Steep, irregular cliffs at the south end of Malta Plateau, along the north side of the lower Mariner Glacier.
The name applied by NZ-APC in 1966 is descriptive of wedgelike spurs that project from the face of the cliffs.

===Mount Alberts===
.
A pointed, almost completely snow-covered mountain 2,320 m high situated 11 nmi east of Mount Phillips on the east margin of Malta Plateau.
The mountain stands immediately south of the terminus of Line Glacier and overlooks the west margin of Ross Sea.
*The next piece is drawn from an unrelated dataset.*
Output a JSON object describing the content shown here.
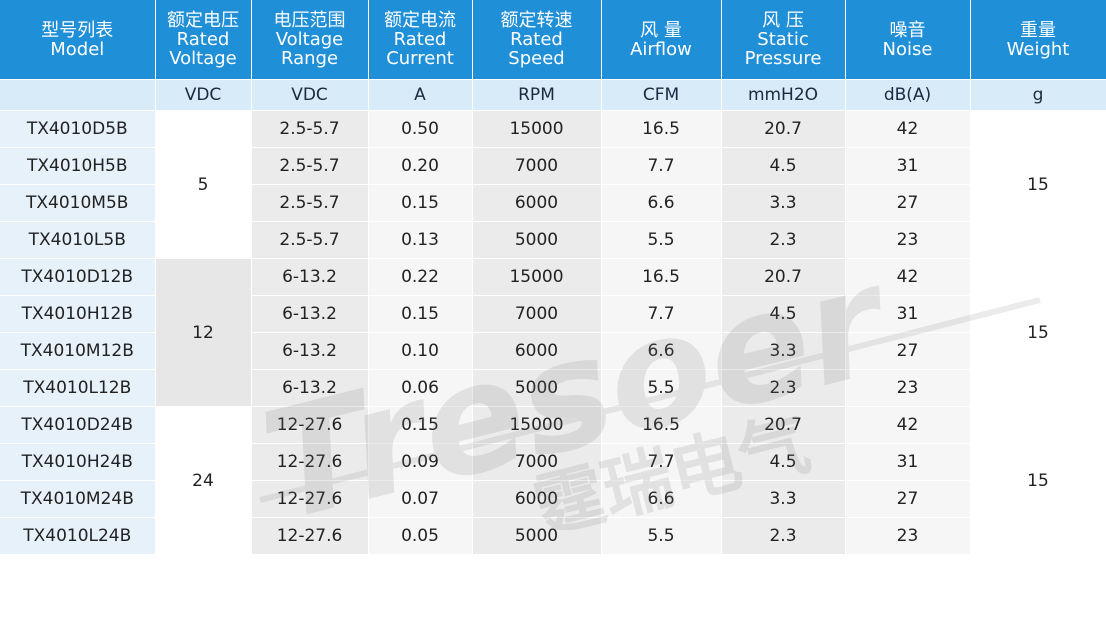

Named by the New Zealand Geographic Board in 1966 after Fred G. Alberts, Geographer, United States Department of the Interior (later with the Defense Mapping Agency Topographic Center), who served as Secretary to the Advisory Committee on Antarctic Names, United States Board on Geographic Names, 1949-80, and was compiler and editor of this Gazetteer.

===Tur Peak===
.
A distinctive peak 1,470 m high at the southeast periphery of Malta Plateau, situated along the north wall of lower Mariner Glacier 4.5 nmi south-southeast of Mount Alberts.
Mapped by USGS from surveys and United States Navy air photos, 1960-64.
Named by US-ACAN for Lieutenant Juan J. Tur, United States Navy Reserve, medical officer at Hallett Station, 1957.